Couscous unites North African countries in UNESCO bid
Algeria, Morocco, Mauritania and Tunisia have presented a joint bid to Unesco to secure coveted UN heritage status for couscous.
The four countries applied to have the hearty dish added to UNESCO's Intangible Cultural Heritage list, which showcases the world's most treasured cultural practises, the Paris-based UN culture agency said.
As with the "hummus wars" that have long roiled the Middle East, and West Africa's furious debate over who makes the best jollof rice, couscous is the subject of intense rivalry with Algeria, Morocco and Tunisia all claiming to be the home of the dish.
In 2016, Algeria announced a solo bid to win protected status for the dish, sparking outrage in Morocco.
However, years of antagonism between neighbours and rivals over this culinary delight is perhaps over, thanks to the joint bid.
"It's the first time that four North African countries have come together to file a joint application," Morocco's ambassador to UNESCO Zohour Alaoui told her country's MAP news agency enthusiastically.
Tunisia's UNESCO envoy Ghazi Gherairi also hailed the cooperation.
"Couscous, the catalyst of North African unity," he tweeted.
Le Couscous ferment de l'unité maghrébine.

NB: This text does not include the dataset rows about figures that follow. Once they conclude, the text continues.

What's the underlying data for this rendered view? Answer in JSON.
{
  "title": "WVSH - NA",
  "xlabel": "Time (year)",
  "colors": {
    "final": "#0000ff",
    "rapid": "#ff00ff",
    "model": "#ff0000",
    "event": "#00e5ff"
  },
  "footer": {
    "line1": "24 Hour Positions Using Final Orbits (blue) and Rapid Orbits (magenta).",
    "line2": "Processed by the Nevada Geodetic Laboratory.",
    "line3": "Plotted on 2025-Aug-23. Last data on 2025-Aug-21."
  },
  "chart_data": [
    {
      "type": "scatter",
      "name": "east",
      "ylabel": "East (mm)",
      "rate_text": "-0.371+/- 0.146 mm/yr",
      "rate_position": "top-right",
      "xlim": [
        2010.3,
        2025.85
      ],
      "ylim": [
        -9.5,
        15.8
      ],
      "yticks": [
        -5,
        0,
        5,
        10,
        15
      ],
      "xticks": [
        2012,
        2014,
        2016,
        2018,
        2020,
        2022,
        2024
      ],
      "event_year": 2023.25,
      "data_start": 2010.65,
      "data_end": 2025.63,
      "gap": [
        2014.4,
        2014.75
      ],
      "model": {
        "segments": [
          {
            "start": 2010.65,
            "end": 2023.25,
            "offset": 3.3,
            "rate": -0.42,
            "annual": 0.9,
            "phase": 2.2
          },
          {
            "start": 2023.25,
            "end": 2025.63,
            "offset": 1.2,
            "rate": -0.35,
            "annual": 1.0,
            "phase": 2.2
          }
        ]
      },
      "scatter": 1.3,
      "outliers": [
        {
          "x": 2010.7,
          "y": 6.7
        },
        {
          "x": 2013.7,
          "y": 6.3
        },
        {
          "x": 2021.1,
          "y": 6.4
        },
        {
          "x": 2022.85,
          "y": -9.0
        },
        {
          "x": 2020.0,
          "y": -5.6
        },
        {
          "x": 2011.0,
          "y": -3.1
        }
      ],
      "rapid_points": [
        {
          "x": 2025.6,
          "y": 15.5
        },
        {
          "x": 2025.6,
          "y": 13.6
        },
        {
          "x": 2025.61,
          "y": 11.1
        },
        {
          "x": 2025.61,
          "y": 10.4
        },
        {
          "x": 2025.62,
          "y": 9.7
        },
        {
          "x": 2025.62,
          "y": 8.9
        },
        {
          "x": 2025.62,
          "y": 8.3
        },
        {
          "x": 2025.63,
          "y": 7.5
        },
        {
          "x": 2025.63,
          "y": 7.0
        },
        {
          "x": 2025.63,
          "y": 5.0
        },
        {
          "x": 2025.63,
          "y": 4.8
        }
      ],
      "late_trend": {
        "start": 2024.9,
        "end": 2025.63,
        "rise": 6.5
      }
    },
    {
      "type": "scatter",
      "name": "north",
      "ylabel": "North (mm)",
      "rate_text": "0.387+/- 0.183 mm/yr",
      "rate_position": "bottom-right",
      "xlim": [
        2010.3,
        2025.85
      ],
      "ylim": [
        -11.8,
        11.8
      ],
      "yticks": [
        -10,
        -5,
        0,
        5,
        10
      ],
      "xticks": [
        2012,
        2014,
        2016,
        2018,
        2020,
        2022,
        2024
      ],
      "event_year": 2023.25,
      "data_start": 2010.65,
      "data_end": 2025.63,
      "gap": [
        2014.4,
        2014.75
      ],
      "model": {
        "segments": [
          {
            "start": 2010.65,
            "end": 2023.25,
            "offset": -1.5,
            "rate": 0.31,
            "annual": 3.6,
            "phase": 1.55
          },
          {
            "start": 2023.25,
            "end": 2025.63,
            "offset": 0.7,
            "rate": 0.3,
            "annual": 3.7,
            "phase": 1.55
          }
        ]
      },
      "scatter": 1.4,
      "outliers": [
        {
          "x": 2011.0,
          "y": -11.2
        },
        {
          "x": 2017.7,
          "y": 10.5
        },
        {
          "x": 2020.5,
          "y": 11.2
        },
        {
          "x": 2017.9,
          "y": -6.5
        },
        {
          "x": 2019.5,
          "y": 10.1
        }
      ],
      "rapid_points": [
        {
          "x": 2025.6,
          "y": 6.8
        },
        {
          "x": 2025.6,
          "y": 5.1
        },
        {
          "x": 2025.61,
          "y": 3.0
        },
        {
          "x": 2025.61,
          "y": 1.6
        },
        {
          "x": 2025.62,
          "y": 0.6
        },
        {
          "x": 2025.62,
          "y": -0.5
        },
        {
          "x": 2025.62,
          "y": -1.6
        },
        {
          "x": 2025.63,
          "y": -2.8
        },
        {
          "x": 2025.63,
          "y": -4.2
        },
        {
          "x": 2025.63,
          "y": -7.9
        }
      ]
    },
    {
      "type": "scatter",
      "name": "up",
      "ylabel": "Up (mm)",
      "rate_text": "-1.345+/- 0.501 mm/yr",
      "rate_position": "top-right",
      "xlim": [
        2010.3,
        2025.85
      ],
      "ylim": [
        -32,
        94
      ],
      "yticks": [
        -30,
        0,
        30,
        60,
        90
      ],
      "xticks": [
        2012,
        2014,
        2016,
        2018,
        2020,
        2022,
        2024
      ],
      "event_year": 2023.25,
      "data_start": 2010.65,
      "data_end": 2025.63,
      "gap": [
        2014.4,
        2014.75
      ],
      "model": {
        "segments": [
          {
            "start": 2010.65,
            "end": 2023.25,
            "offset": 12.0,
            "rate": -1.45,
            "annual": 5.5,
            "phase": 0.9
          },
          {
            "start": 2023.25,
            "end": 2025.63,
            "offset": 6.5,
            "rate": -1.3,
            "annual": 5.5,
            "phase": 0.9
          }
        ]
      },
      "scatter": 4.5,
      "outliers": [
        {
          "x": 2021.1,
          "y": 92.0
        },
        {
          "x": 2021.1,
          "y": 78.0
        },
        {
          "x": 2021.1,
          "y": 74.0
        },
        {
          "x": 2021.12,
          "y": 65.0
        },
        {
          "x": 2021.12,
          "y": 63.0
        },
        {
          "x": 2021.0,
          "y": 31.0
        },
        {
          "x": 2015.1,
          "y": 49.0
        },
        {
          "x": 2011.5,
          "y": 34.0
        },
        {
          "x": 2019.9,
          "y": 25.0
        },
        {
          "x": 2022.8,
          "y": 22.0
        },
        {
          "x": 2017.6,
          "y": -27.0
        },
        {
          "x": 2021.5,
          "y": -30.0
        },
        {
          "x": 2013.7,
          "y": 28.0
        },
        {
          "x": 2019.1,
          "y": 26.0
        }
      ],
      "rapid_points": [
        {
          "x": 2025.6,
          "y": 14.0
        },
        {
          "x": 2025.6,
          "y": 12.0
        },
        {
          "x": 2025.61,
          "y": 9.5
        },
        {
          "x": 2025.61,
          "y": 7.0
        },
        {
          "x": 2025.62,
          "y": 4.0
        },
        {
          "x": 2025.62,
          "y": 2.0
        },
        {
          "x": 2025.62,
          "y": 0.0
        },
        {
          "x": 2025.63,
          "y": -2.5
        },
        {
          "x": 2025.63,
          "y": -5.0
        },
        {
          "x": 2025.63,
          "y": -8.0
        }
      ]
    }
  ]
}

Les ambassadeurs d'Algérie, du Maroc, de Mauritanie et de Tunisie à l'@UNESCO ont signé et déposé ce matin le dossier de son inscription comme patrimoine immatériel universel. Vive le Maghreb #Tunisie #Maghreb #Couscous الكسكسي# pic.twitter.com/kjaKjBx4j3Ghazi GHERAIRI (@GHAZIGHERAIRI) March 29, 2019
The application will be examined at the next meeting of UNESCO's World Heritage Committee in Colombia's capital Bogota in December.